At the outset of our collaboration with Jürgen Klauke, we present the artist’s early photographic works, that may well be among the most important artistic statements from a time when deep social changes were looming on the horizon. Klauke, born in 1943, has been living and working in Cologne since 1968, and from 1994 to 2008 was professor at the Academy of Media Arts Cologne. He has exhibited e.g. at the Hamburger Kunsthalle, the Museum Ludwig in Cologne, the Art Museum Lucerne, and the Centre Georges Pompidou in Paris. From 23/10/10 to 06/03/11, the ZKM Karlsruhe (Centre for Art and Media), in collaboration with the Museum der Moderne Mönchsberg Salzburg, presents the exhibition Aesthetische Paranoia. Fotoarbeiten, Video- und Sprachräume (Aesthetic Paranoia. Photographic Works, Video and Word Rooms) 2004–2010.

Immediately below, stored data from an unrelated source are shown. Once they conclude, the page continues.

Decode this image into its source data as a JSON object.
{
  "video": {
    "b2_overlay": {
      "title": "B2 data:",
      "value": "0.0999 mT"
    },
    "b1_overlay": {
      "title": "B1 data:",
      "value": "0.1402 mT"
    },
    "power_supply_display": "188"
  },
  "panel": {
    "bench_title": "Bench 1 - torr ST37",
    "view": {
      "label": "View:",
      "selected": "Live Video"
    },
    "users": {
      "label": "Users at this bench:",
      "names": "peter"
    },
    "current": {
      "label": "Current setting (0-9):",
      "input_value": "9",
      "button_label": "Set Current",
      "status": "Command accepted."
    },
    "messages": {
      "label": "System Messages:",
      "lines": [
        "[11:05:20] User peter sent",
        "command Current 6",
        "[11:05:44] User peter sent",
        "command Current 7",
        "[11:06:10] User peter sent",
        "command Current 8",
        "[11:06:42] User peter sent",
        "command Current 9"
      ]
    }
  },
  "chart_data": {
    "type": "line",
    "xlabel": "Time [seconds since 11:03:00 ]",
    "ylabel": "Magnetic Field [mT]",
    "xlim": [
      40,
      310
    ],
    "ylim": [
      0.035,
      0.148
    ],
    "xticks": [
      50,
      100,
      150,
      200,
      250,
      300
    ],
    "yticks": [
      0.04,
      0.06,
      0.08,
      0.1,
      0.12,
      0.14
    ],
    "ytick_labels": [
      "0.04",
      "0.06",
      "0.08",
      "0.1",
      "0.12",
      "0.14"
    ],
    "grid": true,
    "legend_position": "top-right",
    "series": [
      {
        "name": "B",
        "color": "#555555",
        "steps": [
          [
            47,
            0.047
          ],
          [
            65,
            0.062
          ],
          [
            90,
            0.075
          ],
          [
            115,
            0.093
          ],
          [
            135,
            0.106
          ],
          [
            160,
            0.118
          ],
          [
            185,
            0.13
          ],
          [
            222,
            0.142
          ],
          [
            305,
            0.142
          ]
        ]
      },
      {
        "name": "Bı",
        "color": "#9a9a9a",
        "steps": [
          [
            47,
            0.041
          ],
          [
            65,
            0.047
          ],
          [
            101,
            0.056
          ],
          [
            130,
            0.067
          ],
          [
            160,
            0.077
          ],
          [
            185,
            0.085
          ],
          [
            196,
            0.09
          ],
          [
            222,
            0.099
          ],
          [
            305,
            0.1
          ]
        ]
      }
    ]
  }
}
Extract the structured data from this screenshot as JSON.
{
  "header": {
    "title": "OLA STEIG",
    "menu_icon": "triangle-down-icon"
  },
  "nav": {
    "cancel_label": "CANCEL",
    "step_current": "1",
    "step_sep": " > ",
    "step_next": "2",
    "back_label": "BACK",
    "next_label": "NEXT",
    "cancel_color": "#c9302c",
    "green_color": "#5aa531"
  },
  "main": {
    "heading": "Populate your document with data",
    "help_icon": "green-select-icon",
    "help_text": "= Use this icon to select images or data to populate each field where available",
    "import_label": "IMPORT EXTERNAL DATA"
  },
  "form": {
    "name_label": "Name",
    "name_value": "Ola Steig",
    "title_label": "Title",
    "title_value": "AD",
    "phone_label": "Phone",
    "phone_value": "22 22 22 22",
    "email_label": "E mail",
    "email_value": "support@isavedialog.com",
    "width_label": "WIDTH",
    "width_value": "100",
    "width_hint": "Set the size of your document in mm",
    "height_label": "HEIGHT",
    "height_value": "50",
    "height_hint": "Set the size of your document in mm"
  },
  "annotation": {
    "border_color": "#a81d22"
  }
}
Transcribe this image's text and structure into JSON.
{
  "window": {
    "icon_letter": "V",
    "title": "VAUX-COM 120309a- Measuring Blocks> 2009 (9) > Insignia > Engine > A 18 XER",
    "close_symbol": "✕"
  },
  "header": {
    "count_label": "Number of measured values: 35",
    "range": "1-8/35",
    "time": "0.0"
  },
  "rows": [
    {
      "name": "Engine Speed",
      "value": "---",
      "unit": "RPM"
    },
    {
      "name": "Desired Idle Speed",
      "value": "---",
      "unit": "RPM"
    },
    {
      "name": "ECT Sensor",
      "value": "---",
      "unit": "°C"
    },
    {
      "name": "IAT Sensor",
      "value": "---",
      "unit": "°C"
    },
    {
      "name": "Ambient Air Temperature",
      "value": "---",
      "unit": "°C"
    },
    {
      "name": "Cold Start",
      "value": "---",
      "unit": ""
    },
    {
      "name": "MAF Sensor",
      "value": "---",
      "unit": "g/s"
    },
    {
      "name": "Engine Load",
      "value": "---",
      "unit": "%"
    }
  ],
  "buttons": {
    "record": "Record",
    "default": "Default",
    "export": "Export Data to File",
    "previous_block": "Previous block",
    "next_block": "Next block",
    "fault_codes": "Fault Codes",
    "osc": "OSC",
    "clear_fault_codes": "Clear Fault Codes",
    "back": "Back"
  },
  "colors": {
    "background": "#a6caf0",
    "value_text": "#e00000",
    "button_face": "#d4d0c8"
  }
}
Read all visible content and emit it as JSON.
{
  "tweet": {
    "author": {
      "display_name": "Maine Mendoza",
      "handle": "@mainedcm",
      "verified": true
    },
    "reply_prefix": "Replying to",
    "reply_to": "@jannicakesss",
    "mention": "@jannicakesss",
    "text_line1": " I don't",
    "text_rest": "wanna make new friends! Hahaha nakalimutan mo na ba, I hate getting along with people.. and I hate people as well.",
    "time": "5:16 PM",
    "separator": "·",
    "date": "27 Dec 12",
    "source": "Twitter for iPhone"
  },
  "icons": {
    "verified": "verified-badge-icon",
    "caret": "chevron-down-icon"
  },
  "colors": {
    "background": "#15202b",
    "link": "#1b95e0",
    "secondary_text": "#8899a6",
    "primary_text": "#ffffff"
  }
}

Jürgen Klauke has done pioneering work in the field of body art and the critical examination of socially standardised gender identities and social patterns of behaviour. At a time when art and theory discourses were not yet determined by body art and gender studies, Klauke, in his works from the early seventies onwards, systematically examined the basic patterns of sexual behaviour, predetermined by our culture, and challenged them by way of his often provocative photographs. In these, quite uncompromisingly, he used the body – generally his own – as a central medium of expression. Beyond the topics of sexuality and society, human existence in general, with its omnipresent abysses, has been the main focus of his work to the present day. By using everyday materials as a means of composing pictures, Jürgen Klauke succeeds in casting a concentrated glance at the absurdity of life and the systemic collisions between individual and institution. (from a press release by ZKM Karlsruhe)

Jürgen Klauke has chosen photography for his means of expression in order to look behind the facades. A long time before he created his first performance, in 1975, he began, in 1970, with his photographic compositions, such as Illusion or Selfperformance from 1972/73. At the end of the seventies, the artist himself, as a protagonist in his own art, steps into the background. The body from now on is used merely attributively. It disappears completely, or the figure itself is used as a static object.